6 Weird and Wonderful New Year’s Traditions from Around the World

The year’s coming to an end, and you know what that means. It’s time to break out the fireworks and champagne to bid farewell to 2021.  But that’s not how it goes everywhere in the world. Different peoples have very different ways (and times) to welcome in the new year.

We’ve looked at unusual traditions, like weddings, before.

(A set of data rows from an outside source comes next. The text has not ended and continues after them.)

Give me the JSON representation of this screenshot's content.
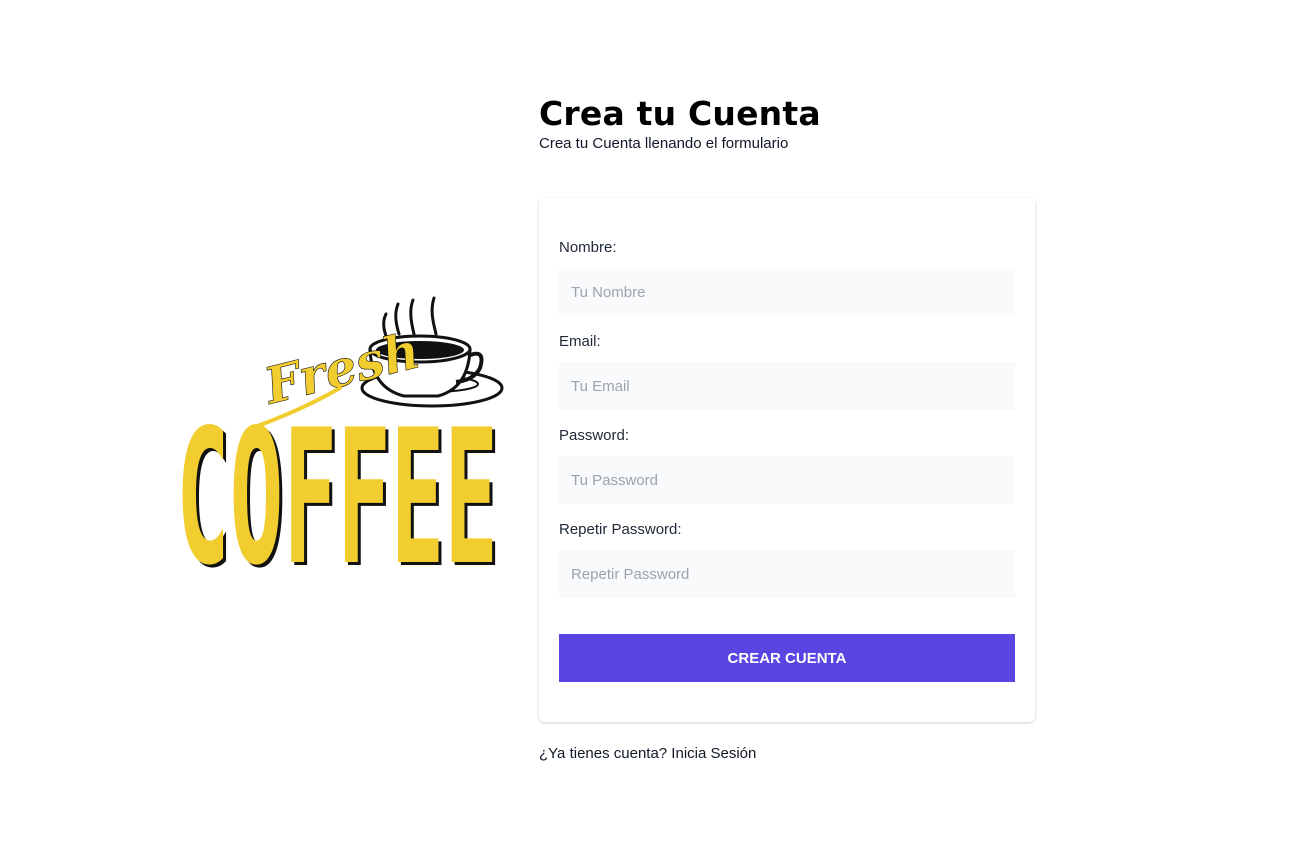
{
  "header": {
    "title": "Crea tu Cuenta",
    "subtitle": "Crea tu Cuenta llenando el formulario"
  },
  "logo": {
    "script_text": "Fresh",
    "main_text": "COFFEE",
    "colors": {
      "yellow": "#f2cd2f",
      "ink": "#111111"
    },
    "icon": "coffee-cup-icon"
  },
  "form": {
    "fields": [
      {
        "label": "Nombre:",
        "placeholder": "Tu Nombre",
        "value": ""
      },
      {
        "label": "Email:",
        "placeholder": "Tu Email",
        "value": ""
      },
      {
        "label": "Password:",
        "placeholder": "Tu Password",
        "value": ""
      },
      {
        "label": "Repetir Password:",
        "placeholder": "Repetir Password",
        "value": ""
      }
    ],
    "submit_label": "Crear Cuenta"
  },
  "footer": {
    "login_link": "¿Ya tienes cuenta? Inicia Sesión"
  },
  "colors": {
    "accent": "#5a45e3",
    "input_bg": "#f9fafb"
  }
}
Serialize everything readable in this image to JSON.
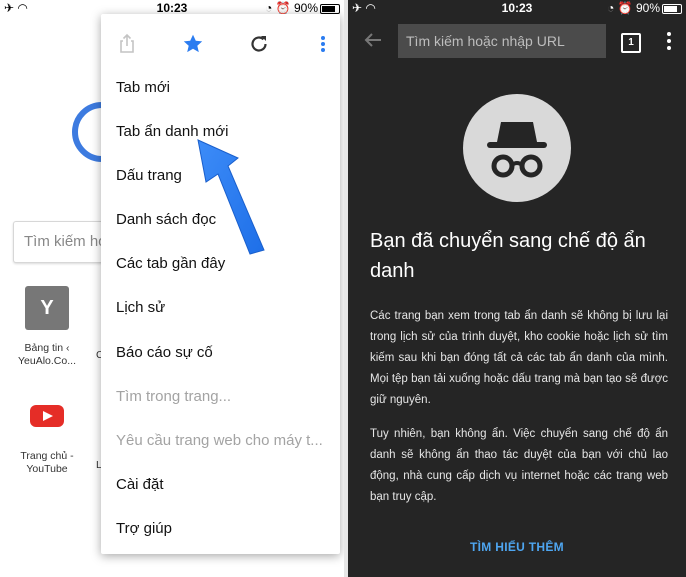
{
  "left": {
    "status": {
      "time": "10:23",
      "battery": "90%"
    },
    "background_page": {
      "search_placeholder": "Tìm kiếm ho",
      "tiles": [
        {
          "letter": "Y",
          "caption_line1": "Bảng tin ‹",
          "caption_line2": "YeuAlo.Co..."
        },
        {
          "caption_line1": "Trang chủ -",
          "caption_line2": "YouTube"
        }
      ],
      "peek_c": "C",
      "peek_l": "L"
    },
    "menu": {
      "icons": [
        "share-icon",
        "star-icon",
        "reload-icon",
        "more-vert-icon"
      ],
      "items": [
        {
          "label": "Tab mới",
          "enabled": true
        },
        {
          "label": "Tab ẩn danh mới",
          "enabled": true
        },
        {
          "label": "Dấu trang",
          "enabled": true
        },
        {
          "label": "Danh sách đọc",
          "enabled": true
        },
        {
          "label": "Các tab gần đây",
          "enabled": true
        },
        {
          "label": "Lịch sử",
          "enabled": true
        },
        {
          "label": "Báo cáo sự cố",
          "enabled": true
        },
        {
          "label": "Tìm trong trang...",
          "enabled": false
        },
        {
          "label": "Yêu cầu trang web cho máy t...",
          "enabled": false
        },
        {
          "label": "Cài đặt",
          "enabled": true
        },
        {
          "label": "Trợ giúp",
          "enabled": true
        }
      ]
    },
    "accent_color": "#2b7cf0"
  },
  "right": {
    "status": {
      "time": "10:23",
      "battery": "90%"
    },
    "omnibox_placeholder": "Tìm kiếm hoặc nhập URL",
    "tab_count": "1",
    "title": "Bạn đã chuyển sang chế độ ẩn danh",
    "paragraph1": "Các trang bạn xem trong tab ẩn danh sẽ không bị lưu lại trong lịch sử của trình duyệt, kho cookie hoặc lịch sử tìm kiếm sau khi bạn đóng tất cả các tab ẩn danh của mình. Mọi tệp bạn tải xuống hoặc dấu trang mà bạn tạo sẽ được giữ nguyên.",
    "paragraph2": "Tuy nhiên, bạn không ẩn. Việc chuyển sang chế độ ẩn danh sẽ không ẩn thao tác duyệt của bạn với chủ lao động, nhà cung cấp dịch vụ internet hoặc các trang web bạn truy cập.",
    "learn_more": "TÌM HIỂU THÊM",
    "link_color": "#4ea6f1",
    "background_color": "#252525"
  }
}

So, here are six ways to celebrate New Year’s from across the globe.

1) Japan — Ringing a Bell 108 Times

Japan’s most known for its native Shinto religion, but Buddhism also has a firm foothold in the country. On New Year, Japanese Buddhists make sure the change in the calendar is heard far and wide.

During New Year’s celebrations — or Oshogatsu — Buddhist temples all around will ring a bell. And they do it 108 times in a row.

Each time the bell tolls, it drives away one of 108 primary evil passions that plague all humanity, according to the Buddhist creed. This way, the Buddhist monks cleanse people of the past year’s sins and let them get a fresh start.

According to tradition, 107 of the tolls must be made during the previous year. Only the last 108th ring should be in the New Year.

2) Italy — Throwing Out Your Furniture

In some parts of Italy, such as Naples, people really live by the words “out with the old” on New Year’s. That’s why they chuck their furniture out the window.

It’s a tradition in these parts — and in Johannesburg in South Africa, for some reason — to get rid of your old or unwanted furniture on New Year’s. And they don’t take the stuff to Goodwill either, they just throw it out from their balconies.

Tossing the furniture symbolizes making a fresh start for the coming year. It’s a fascinating tradition, but you probably don’t want to be out on the street in Naples when the clocks roll over.

3) Chile — Gathering in Graveyards

Now this tradition is about as local as you can get. In the city of Talca in Chile, people don’t celebrate New Year’s in the comfort of their homes.

Instead, they gather in the city’s graveyards in their thousands for a late-night New Year’s mass. This way, Talca residents can say hello to the coming year in the company of even their passed-on relatives.

On top of everything that usually goes with a Catholic mass, the celebrations include lighting candles and playing classical music. We couldn’t find out how this tradition started, but it’s a nice sentiment.

4) Europe — Melting Tin

Some countries in northern and eastern Europe, like Germany, Bulgaria, and Finland, begin the New Year with a bit of fortune telling. They melt a small piece of tin and drop it into cold water.

The shape of the re-solidified tin chunk is supposed to tell you what you can expect from the coming year. Others say you’re supposed to hold the piece of metal next to a flame and interpret the shape of the shadow instead.

The traditional material for this practice was lead, but we’re all probably aware that messing around with lead can quickly turn toxic. That’s why people switched to tin, but even that can produce lead fumes when melted.

Health authorities in some countries are now encouraging people to switch again to wax or sugar. But whether those materials will produce a reliable fortune, we couldn’t say.

5) Denmark — Breaking Plates

The Danish, kind of like the Italians, start the New Year with a bang. But instead of old furniture, the Scandinavians smash up plates.

It’s a Danish tradition to throw china plates at your friend’s and neighbor’s front doors on New Year’s Eve. By doing so, you’re supposedly letting go of any aggression or ill-will you might be harboring and going into the New Year with a clean plate.

In fact, the bigger the pile of smashed-up dishes in front of your door, the better your luck in the year will be. Maybe so, but this sounds like one expensive tradition.

6) Russia — Drinking Ashes

The Russians, like many in the West, celebrate the New Year with a glass of bubbly. But they also like to mix in a special ingredient — ash.

In some parts of Russia, it’s a tradition to write your hopes and wishes for the coming year down on a piece of paper. But how can you make sure those wishes come true?

It’s simple, really. Just burn the paper and stir the ashes into your glass of champagne.

We’re not exactly sure how this helps you materialize your wishes. Maybe you’re more likely to work towards your New Year’s decisions if you’re carrying them around in your stomach.